Here we talk of some of the key life insurance products, their features and why one should have them.
Term insurance comes under the pure protection plan. It is the cheapest of all life insurance products and allows maximum cover for minimum possible premiums. It can be taken for a fixed duration.
If anything happens to the Insured during the insurance term, the insured amount is given to the nominee. If one survives the term, the insurance simply ceases to exist. There are no survival benefits.
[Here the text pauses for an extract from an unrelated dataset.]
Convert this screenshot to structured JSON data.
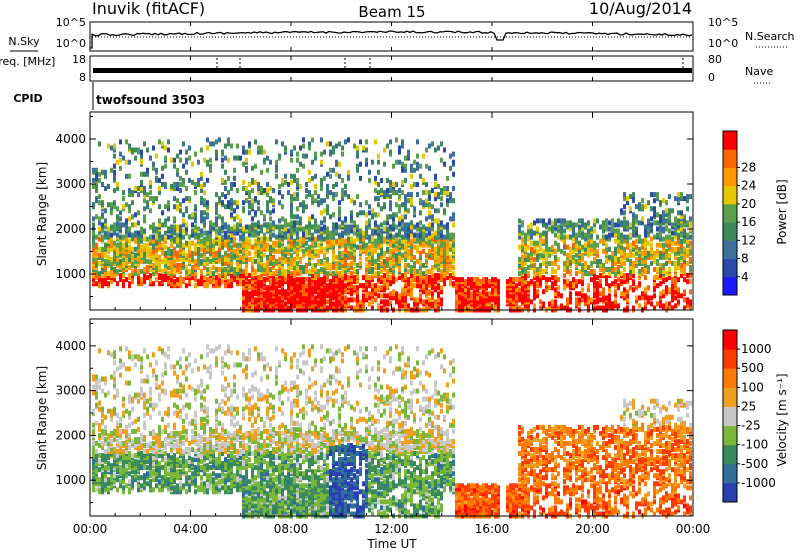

Endowment plans are investment-linked insurance plans. They provide life cover and act as tools for savings and investment. They are taken for a specific duration and have survival benefits attached making it more expensive than Term plans.
Since it is a traditional plan, tenure, Premium and Maturity amount is fixed. In most endowment plans one gets guaranteed additions along with the maturity amount. Other than this the insurance companies announce Loyalty Additions or Bonus from time to time.
This amount is also added to the maturity amount. The insured gets the maturity amount and all the additions on the maturity date. It is ideal for those who wish to save for a specific purpose.
Similar to the endowment plans, money back plans are also investment-linked. They have guaranteed additions and bonuses may also be announced from time to time. They differ in the manner the maturity amount is given out.
Money-back plans are taken for a fixed duration. In case of death during the term, Sum Assured is given to the nominee. There are survival benefits attached. Here the maturity amount is paid back periodically to the insured at pre-identified intervals.
Finally, the remaining additions and maturity amount are paid back on the maturity date. It is ideal for those who wish to insure their life, save and get
Whole Life Plans
Whole life plans are insurance plans for whole life, generally taken as up to the age of 100 years. The plan acquires a cash Surrender Value over the period. The premium and death benefits are fixed. Along with the cash value, the insured starts getting returns in the form of a bonus. The insured can also take a loan on cash value at the time. There are no other survival benefits. Death benefit goes to the beneficiary.
Unit Linked Insurance Plans – ULIPS
They are dual benefit plans that combine insurance with investment flexibility. Apart from the premium goes towards providing insurance and the rest goes towards investment. In the case of ULIPS, the Proposer has the flexibility to choose the type of funds that he/she wishes to invest in.
One can choose between equity funds, debt funds or a mix of both. The drawback here is that the insurance company deducts allocation charges from the premium based on the funds chosen.
These are special plans that allow one to get a regular income after retirement. In this case, the insured has to pay a premium over a period of a single payment. At the chosen retirement age up to 1/3rd of the corpus can be withdrawn.
At this stage part or whole of the accumulated corpus is used to purchase annuities that allow the insured to get income over a chosen period of time. One has the option to accumulate corpus over a fixed number of years (deferred Annuity plans) or buy the annuity from the retirement benefits that one may have received and immediately start getting returns immediately (immediate annuity Plans). Pension plans can be unit-linked or traditional with fixed benefits.
Other than a pure term insurance plan, each type has some cash value attached to it. Each type of insurance plan has a specific focus. It is important to identify individual needs and then choose the type of insurance most suited.